Algebras for generalized entanglement wedges

TL;DR

The paper proposes a map W -> (A_W, ω_W) that assigns generalized BP wedges to algebras with states, aiming to provide an algebraic origin for wedge properties within a semiclassical holographic framework. It introduces an algebraic RT-like formula S_gen(W) = S(ω|A_W) - log Ind(E_{Ω→A_W}) + K_Ω and demonstrates how inclusion monotonicity and strong subadditivity of generalized entropy follow from standard algebraic entropy inequalities, with a detailed appendix on algebraic entropy. The authors explore tangible realizations in random tensor networks and discuss direct constructions of gravitational algebras via modular crossed products, drawing connections to AdS/CFT and Leutheusser–Liu type dualities. They outline several future directions, including potential background independence, algebraic derivations of gravitational dynamics, modular Berry phases, gauge-invariant subregions, and QECC perspectives for generalized entanglement wedge algebras.

Abstract

In asymptotically AdS spacetimes, the mathematical structure of the set of entanglement wedges reflects the algebraic structure of the underlying holographic description. For more general spacetimes, Bousso and Penington (BP) have recently proposed a generalization of entanglement wedges sharing many of the same properties as usual entanglement wedges.
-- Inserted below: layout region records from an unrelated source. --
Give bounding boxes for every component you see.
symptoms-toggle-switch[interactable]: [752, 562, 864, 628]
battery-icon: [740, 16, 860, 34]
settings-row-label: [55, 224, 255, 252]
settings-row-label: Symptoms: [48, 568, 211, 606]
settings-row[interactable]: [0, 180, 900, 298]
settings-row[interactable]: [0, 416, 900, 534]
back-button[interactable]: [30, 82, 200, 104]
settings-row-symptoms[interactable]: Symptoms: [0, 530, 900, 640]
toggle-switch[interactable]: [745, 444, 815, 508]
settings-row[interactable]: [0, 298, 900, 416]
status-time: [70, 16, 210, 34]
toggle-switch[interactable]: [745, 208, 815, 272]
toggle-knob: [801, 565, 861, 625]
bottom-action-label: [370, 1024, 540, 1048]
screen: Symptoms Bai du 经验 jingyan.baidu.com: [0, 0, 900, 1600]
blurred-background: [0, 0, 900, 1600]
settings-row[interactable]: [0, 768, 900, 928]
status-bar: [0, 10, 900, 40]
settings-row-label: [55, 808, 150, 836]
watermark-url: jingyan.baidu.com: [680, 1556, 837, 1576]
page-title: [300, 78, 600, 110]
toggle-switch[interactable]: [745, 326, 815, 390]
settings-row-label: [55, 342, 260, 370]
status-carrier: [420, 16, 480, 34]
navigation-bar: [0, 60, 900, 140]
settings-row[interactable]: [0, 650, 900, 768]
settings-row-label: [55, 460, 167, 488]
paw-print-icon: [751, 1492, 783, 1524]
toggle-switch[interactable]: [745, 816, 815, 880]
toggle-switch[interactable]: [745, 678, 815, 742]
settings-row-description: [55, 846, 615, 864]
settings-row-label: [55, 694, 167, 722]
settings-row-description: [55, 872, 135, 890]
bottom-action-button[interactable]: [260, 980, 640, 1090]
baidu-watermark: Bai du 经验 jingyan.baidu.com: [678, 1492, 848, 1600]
In this paper, we explore the hypothesis that each generalized entanglement wedge can be associated with an algebra in the (generally unknown) fundamental description (in a semiclassical limit). We postulate features of the map from entanglement wedges to algebras that provide a natural algebraic interpretation for some of the basic mathematical properties of the set of entanglement wedges. Quantitatively, we suggest a possible generalization of the Ryu-Takayanagi formula that associates the gravitational entropy of a generalized entanglement wedge with an entropic quantity for the associated algebra. Through this assignment, inclusion monotonicity and strong-subadditivity properties shown by BP for generalized entanglement wedges would follow from various inequalities satisfied by algebraic entropies. We include a detailed appendix reviewing relevant algebraic background, including a discussion of algebraic entropies and their inequalities.